At the Security Traders Association’s yearly market conference in DC, Richard Ketchum, Financial Industry Regulatory Authority’s chief executive officer and chairman, said that due to growing problems the SRO is heightening its surveillance and exam focus on the options industry. He noted that there has been an increase in complaints about the use of algorithmic activities to perform possible manipulations to “move underlying equity” and that this could cause a financial firm to “take advantage” of options positions that were pre-established.
Per BNA, Ketchum said that FINRA has set up surveillance alerts to catch too much messaging traffic from algorithms that update quotes at vicious rates when options are involved. It is also looking at firms to make sure they have adequate controls related to algorithms and it will keep checking for options orders that may have possibly inaccurate coding.

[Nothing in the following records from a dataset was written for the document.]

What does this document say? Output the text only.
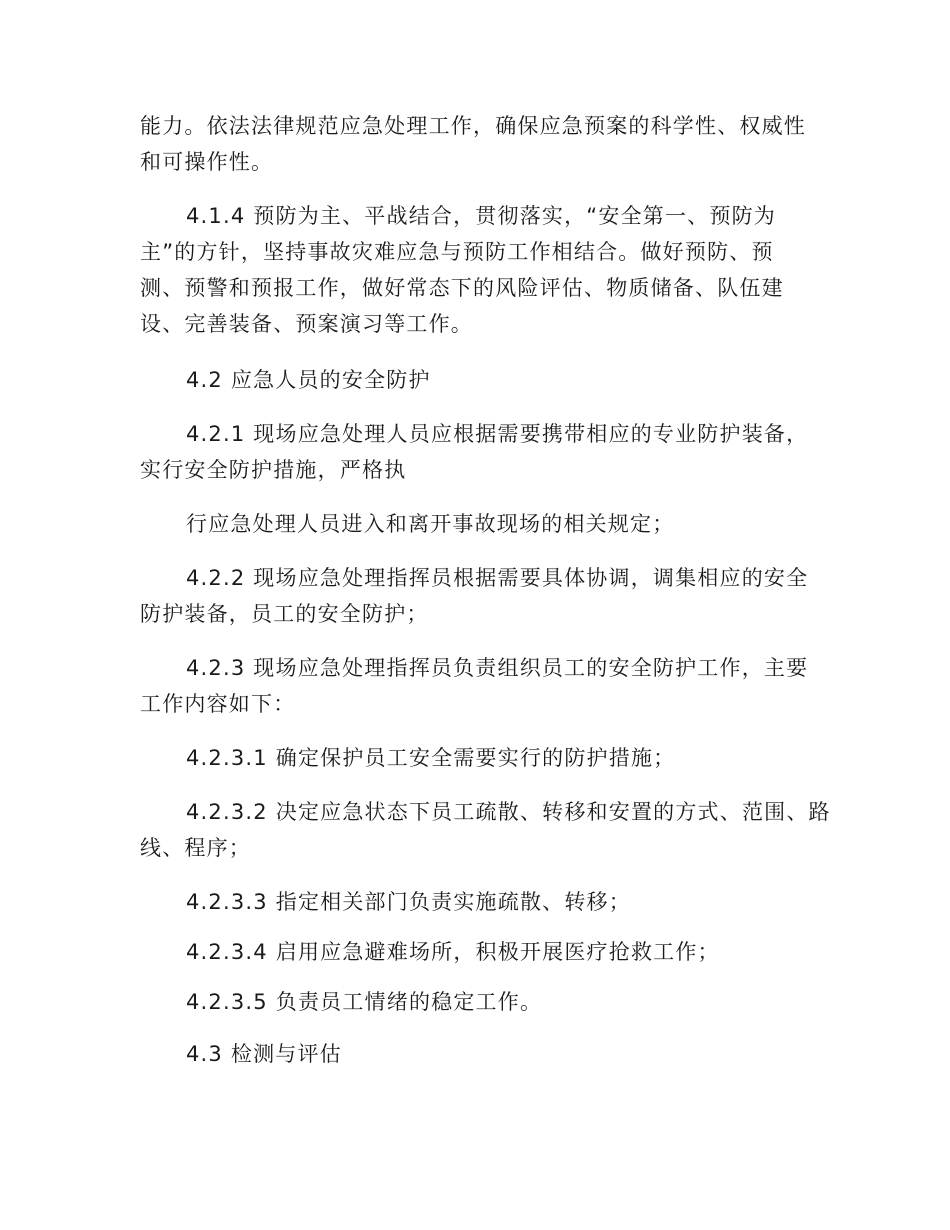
能力。依法法律规范应急处理工作，确保应急预案的科学性、权威性
和可操作性。

4.1.4 预防为主、平战结合，贯彻落实，“安全第一、预防为
主”的方针，坚持事故灾难应急与预防工作相结合。做好预防、预
测、预警和预报工作，做好常态下的风险评估、物质储备、队伍建
设、完善装备、预案演习等工作。

4.2 应急人员的安全防护

4.2.1 现场应急处理人员应根据需要携带相应的专业防护装备，
实行安全防护措施，严格执

行应急处理人员进入和离开事故现场的相关规定；

4.2.2 现场应急处理指挥员根据需要具体协调，调集相应的安全
防护装备，员工的安全防护；

4.2.3 现场应急处理指挥员负责组织员工的安全防护工作，主要
工作内容如下：

4.2.3.1 确定保护员工安全需要实行的防护措施；

4.2.3.2 决定应急状态下员工疏散、转移和安置的方式、范围、路
线、程序；

4.2.3.3 指定相关部门负责实施疏散、转移；

4.2.3.4 启用应急避难场所，积极开展医疗抢救工作；

4.2.3.5 负责员工情绪的稳定工作。

4.3 检测与评估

The week before, Ketchum reported that the FINRA Board of Governors had given the SRO’s staff the authority to propose to the SEC rule changes to promote greater investors use of BrokerCheck. This free tool allows investors to look up former and current firms and brokers that are registered with the SRO, and representatives and investment advisers, to decide whether the should work with them. (This information would also have to be available on websites that were maintained by/for an individual associated with these firms.) Per amendments that have been proposed to the FINRA Rule 2267, which covers the education and protection of investors, member firms would have to make sure that their company sites provide a direct link to BrokerCheck. Meantime, a change has also been proposed to FINRA Rule 8312 that would give the public permanent access to information available through BrokerCheck about foreign and state cases against associated persons who were let go after a settlement was reached. It would also per the board’s approval, make downloads of BrokerCheck information available.